The primary challenge will likely be aligning the quantization setup of OmniQuant with that of llama.cpp.
johndpope commented 1 year ago

superficially - is it that omniquant the current 70b models can fit on a mobile - does that also mean the larger 180b could fit on a 4090 card? or I am missing something.

ChenMnZ commented 1 year ago

superficially - is it that omniquant the current 70b models can fit on a mobile - does that also mean the larger 180b could fit on a 4090 card? or I am missing something.

We deploy only the 7B and 13B models onto mobile phones. Refer to Table 3 in our paper for the detailed memory requirements of the quantized model. For a 4090 card with 24G memory, it should be capable of loading 65B model with INT2 quantization.

lucasjinreal commented 1 year ago

@ChenMnZ How's the peplexity lost on int2?

ChenMnZ commented 1 year ago

@ChenMnZ How's the peplexity lost on int2?

The perplexity loss of INT2 is significantly higher compare to INT3 and INT4. Please consult Table 1 in our paper for further details. We've examined the trade-off between perplexity and total model bits across various quantization bits in Figure A3. Our findings show that INT3/INT4 yield trade-off curves comparable. However, INT2 is still under development and necessitates further optimization efforts though OmniQuant has significantly improves it. image

lucasjinreal commented 1 year ago

@ChenMnZ thank u, does the W4 quantize same as GPTQ? how's the strength compare with it.

ChenMnZ commented 1 year ago

For W4A16g128 quantization, OmniQuant performs almost the same or slightly better compared to GPTQ. For W4A16 quantization, OmniQuant outperforms GPTQ. image

lucasjinreal commented 1 year ago

@ChenMnZ thanks, have u guys ever conducted on some Chinese large models such as Chinese fintuned codellama34B?

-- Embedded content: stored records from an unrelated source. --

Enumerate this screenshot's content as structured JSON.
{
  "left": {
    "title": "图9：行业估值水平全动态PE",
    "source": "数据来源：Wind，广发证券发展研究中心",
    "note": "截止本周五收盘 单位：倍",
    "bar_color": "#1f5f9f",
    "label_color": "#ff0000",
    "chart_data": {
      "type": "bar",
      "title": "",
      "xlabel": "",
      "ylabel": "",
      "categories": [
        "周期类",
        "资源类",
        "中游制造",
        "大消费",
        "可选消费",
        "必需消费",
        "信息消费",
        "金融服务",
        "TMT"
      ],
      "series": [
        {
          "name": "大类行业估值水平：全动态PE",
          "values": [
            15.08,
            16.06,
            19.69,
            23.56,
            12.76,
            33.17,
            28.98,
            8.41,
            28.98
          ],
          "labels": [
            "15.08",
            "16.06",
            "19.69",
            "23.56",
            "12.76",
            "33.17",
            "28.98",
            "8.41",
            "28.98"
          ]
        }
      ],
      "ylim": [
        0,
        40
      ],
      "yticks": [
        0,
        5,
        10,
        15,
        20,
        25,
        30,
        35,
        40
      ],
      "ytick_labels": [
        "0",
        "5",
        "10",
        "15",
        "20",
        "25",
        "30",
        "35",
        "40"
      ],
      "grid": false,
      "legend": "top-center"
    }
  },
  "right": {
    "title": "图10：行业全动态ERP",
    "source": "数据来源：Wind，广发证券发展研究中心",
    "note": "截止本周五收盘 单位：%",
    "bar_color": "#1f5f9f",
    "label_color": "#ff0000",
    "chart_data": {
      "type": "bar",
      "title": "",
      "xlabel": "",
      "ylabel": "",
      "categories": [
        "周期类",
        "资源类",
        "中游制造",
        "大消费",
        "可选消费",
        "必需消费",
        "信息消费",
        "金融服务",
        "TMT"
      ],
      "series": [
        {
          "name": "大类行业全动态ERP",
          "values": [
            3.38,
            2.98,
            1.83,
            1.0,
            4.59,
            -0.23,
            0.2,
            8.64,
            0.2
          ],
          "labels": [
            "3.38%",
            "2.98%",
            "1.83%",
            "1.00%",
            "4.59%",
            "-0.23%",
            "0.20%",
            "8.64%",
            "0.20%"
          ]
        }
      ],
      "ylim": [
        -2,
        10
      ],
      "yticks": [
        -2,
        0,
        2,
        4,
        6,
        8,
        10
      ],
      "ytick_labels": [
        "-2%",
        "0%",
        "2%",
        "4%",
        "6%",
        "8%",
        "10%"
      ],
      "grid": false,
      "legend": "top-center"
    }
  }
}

I found one of this model are really interesting, almost all Quant methods are failed. It would be very good if there any demo on some Chinese 34B model: https://huggingface.co/OpenBuddy/openbuddy-coder-34b-v11-bf16

ChenMnZ commented 1 year ago

Not yet. But thanks for your suggestion, we will give it a try.

Faolain commented 1 month ago

Did you guys ever get to looking how to integrate with llama.cpp?